A sociedade civil organizada, de forma recorrente, tem direcionado severas críticas aos atuais ministros do STF, em especial ao Ministro Alexandre de Moraes. Por óbvio, algum motivo deve haver para tanto — quiçá sua intensa exposição pública nas investigações envolvendo o ex-Presidente Jair Bolsonaro.

Não se pretende aqui defender o ex-Presidente. Pelo contrário — até porque ele já conta com excelentes advogados, para dizer o mínimo, sem olvidar de sua irresponsabilidade durante a pandemia da Covid-19. Todavia, causa perplexidade a condução do Inquérito nº 4.781. Essa investigação, instaurada em 2019 por iniciativa do Ministro Dias Toffoli, com base em uma interpretação inusitada do artigo 43 do Regimento Interno do STF, encontra-se sob a relatoria do Ministro Alexandre de Moraes, que, ao mesmo tempo em que figura como suposta vítima, também preside e julga o referido inquérito.

Infelizmente, a Portaria que instaurou essa investigação não define com precisão o seu objeto nem estabelece prazo determinado para sua conclusão. Pelo contrário: trata-se de um inquérito de escopo indefinido e duração indeterminada, o que se revela incompatível com os princípios do devido processo legal.

Situação diversa ocorre na ação penal proposta contra o ex-Presidente da República. Nessa, observa-se celeridade e eficácia raramente vistas em outros processos. O que é mais grave: ministros que, antes de sua investidura no STF, já se posicionavam publicamente como adversários políticos do ex-Presidente — como é o caso do Ministro Flávio Dino — agora entendem não haver impedimento para julgá-lo. A situação agrava-se pelo fato de que a maioria de seus pares endossou tal entendimento, com exceção do Ministro André Mendonça. O próprio Ministro Alexandre de Moraes, que figura como vítima no inquérito, também declarou não haver impedimento para sua atuação no caso. No mínimo, trata-se de situação inusitada.

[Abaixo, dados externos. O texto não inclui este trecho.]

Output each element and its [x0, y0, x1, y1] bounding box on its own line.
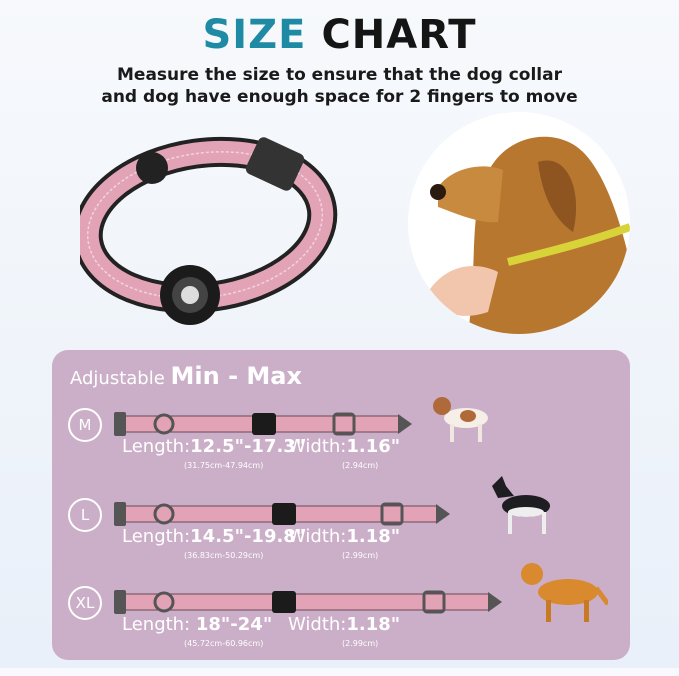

A perpetuação de investigações conduzidas diretamente pelo Supremo Tribunal Federal abre margem para interpretações de que estaríamos vivendo um Estado de Exceção Judicial — hipótese absolutamente repudiada pela Constituição Federal. Nesse contexto, é pertinente a advertência do Professor Clèmerson Merlin Clève, ao afirmar: “Os inquéritos já cumpriram sua função. O ‘estado de exceção judicial’ (a palavra é dura, mas é disso que se trata) não pode durar indefinidamente. (…) O Supremo Tribunal Federal se protegeu e obteve êxito nesse propósito. Desenvolveu, igualmente, um hercúleo trabalho de defesa da democracia. Agora é tempo de aprofundar sua legitimidade, de retomar o caminho do Estado de Direito e, portanto, sempre observado o devido processo legal, exercer a guarda integral da normatividade constitucional.” Oxalá que assim seja.